A secondary factor in Cantor's demise was his disconnect from many Republican constituents in the district. The state's redistricting in 2010 made his suburban Richmond district more conservative, adding new areas that he didn't previously represent. As majority leader, Cantor spent less time wooing voters at town halls in Chesterfield County and more time deal-making with Republican leadership in Washington.
"Eric Cantor and I have been through a lot together," House Speaker John Boehner said in a statement late Tuesday night. "He's a good friend and a great leader, and someone I've come to rely upon on a daily basis as we make the tough choices that come with governing. My thoughts are with him and Diana and their kids tonight."
Cantor didn't take the challenge from Brat seriously enough until it was too late. Between April 1 and May 21, he spent nearly $1 million trying to fend off Brat, but his campaign was still dismissive of the challenge even as recently as Monday when reporters questioned why it was spending so much money.
"We lived the exact same thing two years ago," said Ray Allen, Cantor's campaign manager, in an interview with the National Journal before Tuesday's primary. "From 2000 to 2012, we've run TV ads, done direct mail, yard signs."
Cantor won his primary with 79 percent of the vote last year, though he only won less than 60 percent of the vote in the last two general elections — in a Republican-friendly district.
Cantor's loss is also a major defeat for the faint hopes of passing immigration reform in the House. Brat's focus on Cantor's immigration record forced him to be defensive. Cantor sent mail ads touting his opposition to "amnesty for illegal immigrants" even while advocating for an exception for those brought to the country as children — a caveat Brat criticized.
Cantor also ran negative TV ads calling Brat a "liberal college professor" and criticizing him for serving on an advisory board for Democratic Sen. Tim Kaine when Kaine was governor.

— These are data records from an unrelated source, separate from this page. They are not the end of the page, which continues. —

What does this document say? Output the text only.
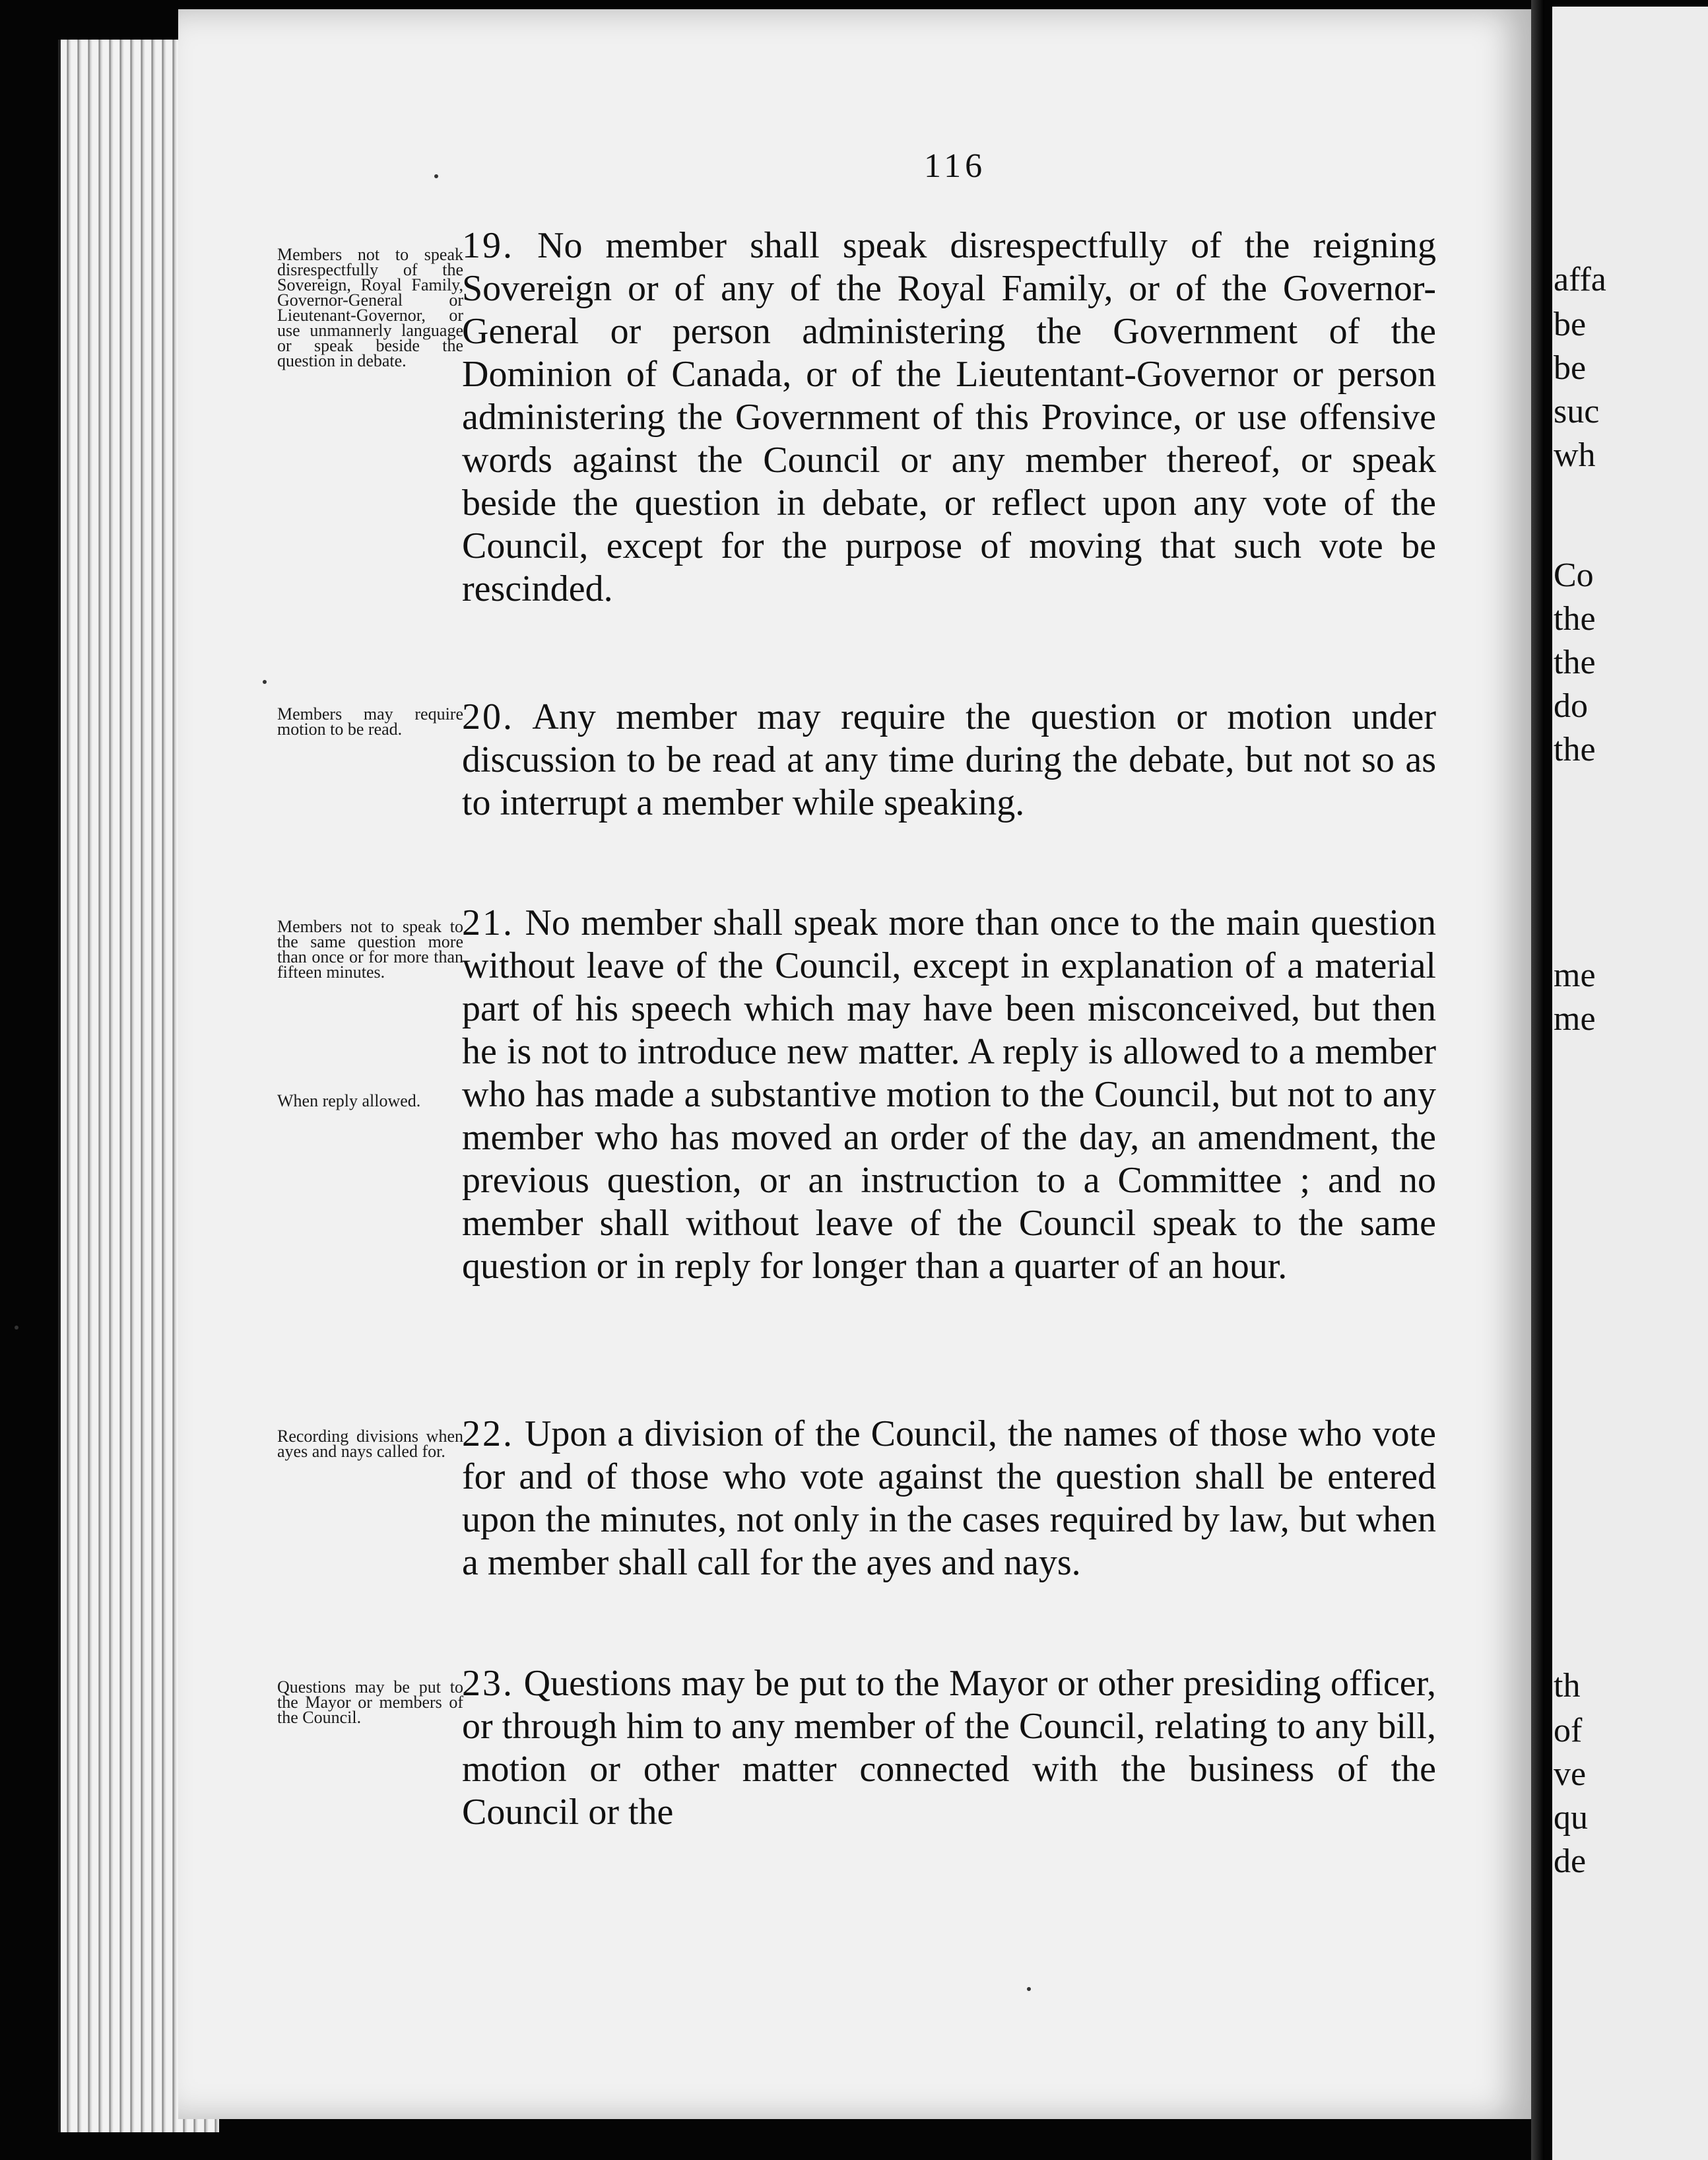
affa
be
be
suc
wh
Co
the
the
do
the
me
me
th
of
ve
qu
de
116
Members not to speak disrespectfully of the Sovereign, Royal Family, Governor-General or Lieutenant-Governor, or use unmannerly language or speak beside the question in debate.
19. No member shall speak disrespectfully of the reigning Sovereign or of any of the Royal Family, or of the Governor-General or person administering the Government of the Dominion of Canada, or of the Lieutentant-Governor or person administering the Government of this Province, or use offensive words against the Council or any member thereof, or speak beside the question in debate, or reflect upon any vote of the Council, except for the purpose of moving that such vote be rescinded.
Members may require motion to be read.	20. Any member may require the question or motion under discussion to be read at any time during the debate, but not so as to interrupt a member while speaking.
Members not to speak to the same question more than once or for more than fifteen minutes.
When reply allowed.
21. No member shall speak more than once to the main question without leave of the Council, except in explanation of a material part of his speech which may have been misconceived, but then he is not to introduce new matter. A reply is allowed to a member who has made a substantive motion to the Council, but not to any member who has moved an order of the day, an amendment, the previous question, or an instruction to a Committee ; and no member shall without leave of the Council speak to the same question or in reply for longer than a quarter of an hour.
Recording divisions when ayes and nays called for. 22. Upon a division of the Council, the names of those who vote for and of those who vote against the question shall be entered upon the minutes, not only in the cases required by law, but when a member shall call for the ayes and nays.
Questions may be put to the Mayor or members of the Council.
23. Questions may be put to the Mayor or other presiding officer, or through him to any member of the Council, relating to any bill, motion or other matter connected with the business of the Council or the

Cantor's loss also likely will leave the House Republican caucus without any Jewish members next year, a fact that is particularly painful for some Republicans. "On a personal level, it's a moment of sadness to lose someone who was special and unique," says former White House Press Secretary Ari Fleischer. "Who was proudly Jewish and a proudly Jewish Republican. Eric's loss will be felt," Fleischer said.